Hardy geranium is a term that was invented to distinguish the geranium from the pelargonium, which is often called a geranium. Hardy geraniums are perennials and more cold hardy than pelargoniums, tolerating winter temperatures to -20 degrees Fahrenheit. Everblooming varieties bloom repeatedly through the summer and re-bloom in the fall. Everblooming hardy geraniums grown in USDA zones 3 through 8 do not need to be dug up and stored over the winter, but they do need protection from hard frosts.
Things You’ll Need
- Pruning shears
- Dried leaves or straw
Garden-Grown Hardy Geranium
- Use your pruning shears to cut the geranium to half its size. Just lop off the top of it. It will grow back in the spring.
- Place a 4-inch pile of organic mulch over the geranium.

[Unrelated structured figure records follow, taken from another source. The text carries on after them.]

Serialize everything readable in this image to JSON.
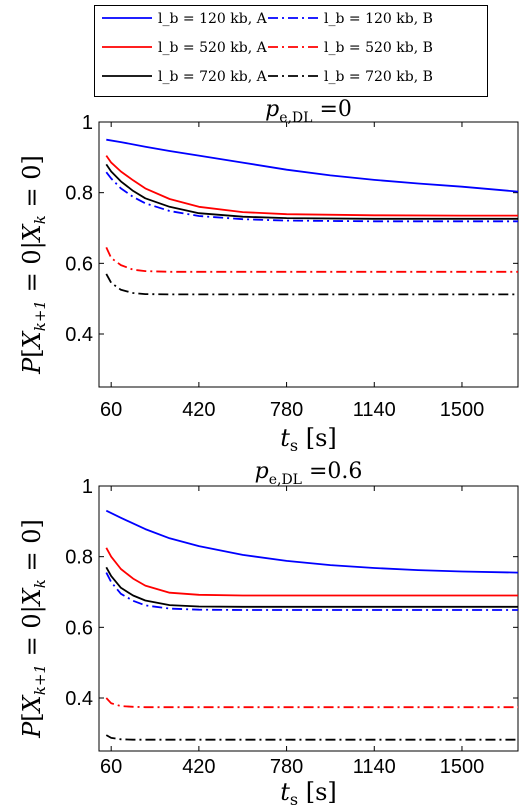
{
  "legend": {
    "items": [
      {
        "label": "l_b = 120 kb, A",
        "color": "#0000ff",
        "dash": "solid"
      },
      {
        "label": "l_b = 120 kb, B",
        "color": "#0000ff",
        "dash": "dashdot"
      },
      {
        "label": "l_b = 520 kb, A",
        "color": "#ff0000",
        "dash": "solid"
      },
      {
        "label": "l_b = 520 kb, B",
        "color": "#ff0000",
        "dash": "dashdot"
      },
      {
        "label": "l_b = 720 kb, A",
        "color": "#000000",
        "dash": "solid"
      },
      {
        "label": "l_b = 720 kb, B",
        "color": "#000000",
        "dash": "dashdot"
      }
    ]
  },
  "chart_data": [
    {
      "type": "line",
      "title": "p_e,DL = 0",
      "title_value": "0",
      "xlabel": "t_s [s]",
      "ylabel": "P[X_k+1 = 0 | X_k = 0]",
      "xlim": [
        10,
        1730
      ],
      "ylim": [
        0.25,
        1.0
      ],
      "xticks": [
        60,
        420,
        780,
        1140,
        1500
      ],
      "yticks": [
        0.4,
        0.6,
        0.8,
        1
      ],
      "grid": false,
      "series": [
        {
          "name": "l_b = 120 kb, A",
          "color": "#0000ff",
          "dash": "solid",
          "x": [
            40,
            100,
            200,
            300,
            420,
            600,
            780,
            960,
            1140,
            1320,
            1500,
            1730
          ],
          "y": [
            0.95,
            0.943,
            0.93,
            0.918,
            0.905,
            0.885,
            0.865,
            0.849,
            0.836,
            0.826,
            0.817,
            0.803
          ]
        },
        {
          "name": "l_b = 520 kb, A",
          "color": "#ff0000",
          "dash": "solid",
          "x": [
            40,
            60,
            100,
            150,
            200,
            300,
            420,
            600,
            780,
            1140,
            1500,
            1730
          ],
          "y": [
            0.905,
            0.885,
            0.86,
            0.835,
            0.812,
            0.782,
            0.76,
            0.745,
            0.739,
            0.736,
            0.735,
            0.735
          ]
        },
        {
          "name": "l_b = 720 kb, A",
          "color": "#000000",
          "dash": "solid",
          "x": [
            40,
            60,
            100,
            150,
            200,
            300,
            420,
            600,
            780,
            1140,
            1500,
            1730
          ],
          "y": [
            0.88,
            0.86,
            0.832,
            0.805,
            0.784,
            0.76,
            0.742,
            0.732,
            0.728,
            0.726,
            0.726,
            0.726
          ]
        },
        {
          "name": "l_b = 120 kb, B",
          "color": "#0000ff",
          "dash": "dashdot",
          "x": [
            40,
            60,
            100,
            150,
            200,
            300,
            420,
            600,
            780,
            1140,
            1500,
            1730
          ],
          "y": [
            0.858,
            0.84,
            0.812,
            0.788,
            0.77,
            0.748,
            0.734,
            0.725,
            0.721,
            0.719,
            0.719,
            0.719
          ]
        },
        {
          "name": "l_b = 520 kb, B",
          "color": "#ff0000",
          "dash": "dashdot",
          "x": [
            40,
            60,
            100,
            150,
            200,
            300,
            420,
            780,
            1140,
            1500,
            1730
          ],
          "y": [
            0.645,
            0.615,
            0.595,
            0.582,
            0.578,
            0.576,
            0.576,
            0.576,
            0.576,
            0.576,
            0.576
          ]
        },
        {
          "name": "l_b = 720 kb, B",
          "color": "#000000",
          "dash": "dashdot",
          "x": [
            40,
            60,
            100,
            150,
            200,
            300,
            420,
            780,
            1140,
            1500,
            1730
          ],
          "y": [
            0.57,
            0.545,
            0.525,
            0.516,
            0.513,
            0.512,
            0.512,
            0.512,
            0.512,
            0.512,
            0.512
          ]
        }
      ]
    },
    {
      "type": "line",
      "title": "p_e,DL = 0.6",
      "title_value": "0.6",
      "xlabel": "t_s [s]",
      "ylabel": "P[X_k+1 = 0 | X_k = 0]",
      "xlim": [
        10,
        1730
      ],
      "ylim": [
        0.25,
        1.0
      ],
      "xticks": [
        60,
        420,
        780,
        1140,
        1500
      ],
      "yticks": [
        0.4,
        0.6,
        0.8,
        1
      ],
      "grid": false,
      "series": [
        {
          "name": "l_b = 120 kb, A",
          "color": "#0000ff",
          "dash": "solid",
          "x": [
            40,
            100,
            200,
            300,
            420,
            600,
            780,
            960,
            1140,
            1320,
            1500,
            1730
          ],
          "y": [
            0.93,
            0.91,
            0.878,
            0.852,
            0.83,
            0.805,
            0.788,
            0.776,
            0.768,
            0.762,
            0.758,
            0.755
          ]
        },
        {
          "name": "l_b = 520 kb, A",
          "color": "#ff0000",
          "dash": "solid",
          "x": [
            40,
            60,
            100,
            150,
            200,
            300,
            420,
            600,
            780,
            1140,
            1500,
            1730
          ],
          "y": [
            0.825,
            0.8,
            0.765,
            0.738,
            0.718,
            0.698,
            0.692,
            0.69,
            0.69,
            0.69,
            0.69,
            0.69
          ]
        },
        {
          "name": "l_b = 720 kb, A",
          "color": "#000000",
          "dash": "solid",
          "x": [
            40,
            60,
            100,
            150,
            200,
            300,
            420,
            600,
            780,
            1140,
            1500,
            1730
          ],
          "y": [
            0.77,
            0.745,
            0.712,
            0.69,
            0.676,
            0.663,
            0.659,
            0.658,
            0.658,
            0.658,
            0.658,
            0.658
          ]
        },
        {
          "name": "l_b = 120 kb, B",
          "color": "#0000ff",
          "dash": "dashdot",
          "x": [
            40,
            60,
            100,
            150,
            200,
            300,
            420,
            600,
            780,
            1140,
            1500,
            1730
          ],
          "y": [
            0.755,
            0.728,
            0.695,
            0.675,
            0.662,
            0.653,
            0.65,
            0.649,
            0.649,
            0.649,
            0.649,
            0.649
          ]
        },
        {
          "name": "l_b = 520 kb, B",
          "color": "#ff0000",
          "dash": "dashdot",
          "x": [
            40,
            60,
            100,
            150,
            200,
            300,
            420,
            780,
            1140,
            1500,
            1730
          ],
          "y": [
            0.4,
            0.385,
            0.377,
            0.375,
            0.374,
            0.374,
            0.374,
            0.374,
            0.374,
            0.374,
            0.374
          ]
        },
        {
          "name": "l_b = 720 kb, B",
          "color": "#000000",
          "dash": "dashdot",
          "x": [
            40,
            60,
            100,
            150,
            200,
            300,
            420,
            780,
            1140,
            1500,
            1730
          ],
          "y": [
            0.295,
            0.287,
            0.283,
            0.282,
            0.282,
            0.282,
            0.282,
            0.282,
            0.282,
            0.282,
            0.282
          ]
        }
      ]
    }
  ]
}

- Cover the mulch with an equal amount of dried leaves or straw.
- Rake back the leaves and mulch and discard them after all danger of frost has passed in the spring.
Potted Hardy Geranium
- Cut the geranium down to half its size. Use your pruning shears to chop off the top half of the plant.
- Water the geranium well, allowing the container to drain completely.
- Store the potted geranium indoors in an area that receives sunshine and remains 65 degrees F. Water it when the soil dries almost completely.